A quiet September peak does not guarantee a quiet season. Historical examples, including just last year during the 2024 Atlantic hurricane season, show that slow seasons can give way to bursts of activity later on. Late-season storms, such as Hurricane Sandy in 2012 or Hurricane Milton last year, have proven that October and November systems can be just as damaging as those during the climatological peak in September.
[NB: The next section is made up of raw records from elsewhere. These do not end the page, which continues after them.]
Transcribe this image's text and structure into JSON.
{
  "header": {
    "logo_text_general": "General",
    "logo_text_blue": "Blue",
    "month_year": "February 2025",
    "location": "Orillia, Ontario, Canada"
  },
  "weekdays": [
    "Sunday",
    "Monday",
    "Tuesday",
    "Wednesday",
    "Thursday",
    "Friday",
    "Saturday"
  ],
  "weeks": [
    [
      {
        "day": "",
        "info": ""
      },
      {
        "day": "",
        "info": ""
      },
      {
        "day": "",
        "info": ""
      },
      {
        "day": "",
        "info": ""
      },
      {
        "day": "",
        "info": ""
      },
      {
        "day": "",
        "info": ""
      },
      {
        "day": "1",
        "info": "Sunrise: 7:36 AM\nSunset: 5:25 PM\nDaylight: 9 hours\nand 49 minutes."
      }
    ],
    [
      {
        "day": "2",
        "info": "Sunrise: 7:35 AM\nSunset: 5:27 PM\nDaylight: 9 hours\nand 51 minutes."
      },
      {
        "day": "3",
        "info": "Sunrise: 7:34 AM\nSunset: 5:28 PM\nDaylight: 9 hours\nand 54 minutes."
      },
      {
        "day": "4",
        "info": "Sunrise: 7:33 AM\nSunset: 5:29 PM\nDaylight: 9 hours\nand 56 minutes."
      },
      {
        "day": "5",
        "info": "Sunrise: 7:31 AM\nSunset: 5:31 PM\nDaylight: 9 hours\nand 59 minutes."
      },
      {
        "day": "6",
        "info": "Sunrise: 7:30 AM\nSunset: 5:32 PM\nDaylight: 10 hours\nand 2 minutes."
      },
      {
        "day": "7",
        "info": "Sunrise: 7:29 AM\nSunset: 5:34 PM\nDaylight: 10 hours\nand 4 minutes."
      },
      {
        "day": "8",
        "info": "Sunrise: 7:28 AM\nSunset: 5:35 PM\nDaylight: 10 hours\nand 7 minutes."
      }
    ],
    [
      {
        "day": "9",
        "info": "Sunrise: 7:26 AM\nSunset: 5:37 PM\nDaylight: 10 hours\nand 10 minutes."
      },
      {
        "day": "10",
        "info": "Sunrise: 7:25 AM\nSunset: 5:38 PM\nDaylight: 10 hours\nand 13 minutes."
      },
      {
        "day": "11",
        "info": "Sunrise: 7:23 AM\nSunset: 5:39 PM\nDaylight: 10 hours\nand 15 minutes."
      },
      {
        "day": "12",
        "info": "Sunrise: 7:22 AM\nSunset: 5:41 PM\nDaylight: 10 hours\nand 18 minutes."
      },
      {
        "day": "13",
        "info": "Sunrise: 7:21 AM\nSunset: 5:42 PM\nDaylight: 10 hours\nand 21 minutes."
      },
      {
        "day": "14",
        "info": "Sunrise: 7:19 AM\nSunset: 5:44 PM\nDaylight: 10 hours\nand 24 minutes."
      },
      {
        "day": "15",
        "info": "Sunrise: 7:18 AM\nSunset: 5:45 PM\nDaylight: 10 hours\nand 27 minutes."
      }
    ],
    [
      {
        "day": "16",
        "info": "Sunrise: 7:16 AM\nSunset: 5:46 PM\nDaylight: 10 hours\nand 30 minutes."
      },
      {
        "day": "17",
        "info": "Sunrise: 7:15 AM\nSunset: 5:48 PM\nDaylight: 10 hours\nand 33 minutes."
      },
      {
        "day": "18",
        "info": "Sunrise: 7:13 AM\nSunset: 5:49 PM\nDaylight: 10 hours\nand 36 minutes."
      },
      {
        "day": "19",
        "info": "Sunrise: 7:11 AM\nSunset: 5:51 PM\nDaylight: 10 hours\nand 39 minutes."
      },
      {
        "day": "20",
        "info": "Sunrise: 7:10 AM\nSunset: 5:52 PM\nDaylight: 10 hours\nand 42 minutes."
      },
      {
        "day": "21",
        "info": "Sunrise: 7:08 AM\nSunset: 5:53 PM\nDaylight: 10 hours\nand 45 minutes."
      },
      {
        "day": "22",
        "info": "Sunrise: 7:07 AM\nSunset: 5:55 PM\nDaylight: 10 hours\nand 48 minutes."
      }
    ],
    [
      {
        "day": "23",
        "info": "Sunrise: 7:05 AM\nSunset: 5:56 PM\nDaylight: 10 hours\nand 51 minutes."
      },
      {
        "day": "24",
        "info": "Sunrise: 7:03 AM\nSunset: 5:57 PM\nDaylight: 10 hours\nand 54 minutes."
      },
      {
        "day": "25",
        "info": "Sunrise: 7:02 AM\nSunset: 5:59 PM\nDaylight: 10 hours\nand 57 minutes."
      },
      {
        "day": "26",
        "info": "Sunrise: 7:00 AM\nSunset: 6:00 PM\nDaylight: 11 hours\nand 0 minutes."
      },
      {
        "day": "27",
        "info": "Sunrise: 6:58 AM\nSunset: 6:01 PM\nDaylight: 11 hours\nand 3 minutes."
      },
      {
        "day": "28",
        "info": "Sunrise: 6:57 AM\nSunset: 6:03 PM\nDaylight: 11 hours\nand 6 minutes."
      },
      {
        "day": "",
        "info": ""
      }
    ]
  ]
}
The experts at Colorado State University emphasize that conditions could turn more favorable as the season progresses, especially if shear relaxes, moisture increases, and AEWs regain strength. With La Niña increasingly likely to develop by late fall, the door remains open for renewed activity in the Caribbean, the Gulf, and the western Atlantic.
For now, we’re reminded that the typical peak of hurricane season doesn’t always live up to our expectations. Quiet or not, the Atlantic can surprise us at any moment, so it’s important to not let our guard down: communities should stay prepared, keep emergency plans updated, and monitor the National Hurricane Center and local forecasts closely. A calm peak doesn’t mean a safe season, as it only takes one storm to make a big impact.

References

1. “Tropical Cyclone Climatology” NOAA National Hurricane Center
2. “Prediction remains on track…” NOAA News
3. “Discussion of 2025 Atlantic Hurricane Season…” Department of Atmospheric Science, Colorado State University
4. “Climatology of African Easterly…” NOAA Climate Program Office
5. “El Nino/Southern Oscillation (ENSO)” NOAA National Centers for Environmental Information
6. “Tropical Upper-Tropospheric Trough” NOAA Glossary
7. “African Easterly Waves” American Meteorological Society Glossary
8. “El Nino/Southern Oscillation Definition” NOAA National Centers for Environmental Information
9. Figure 1., “2025 Atlantic Hurricane Season” NOAA National Hurricane Center.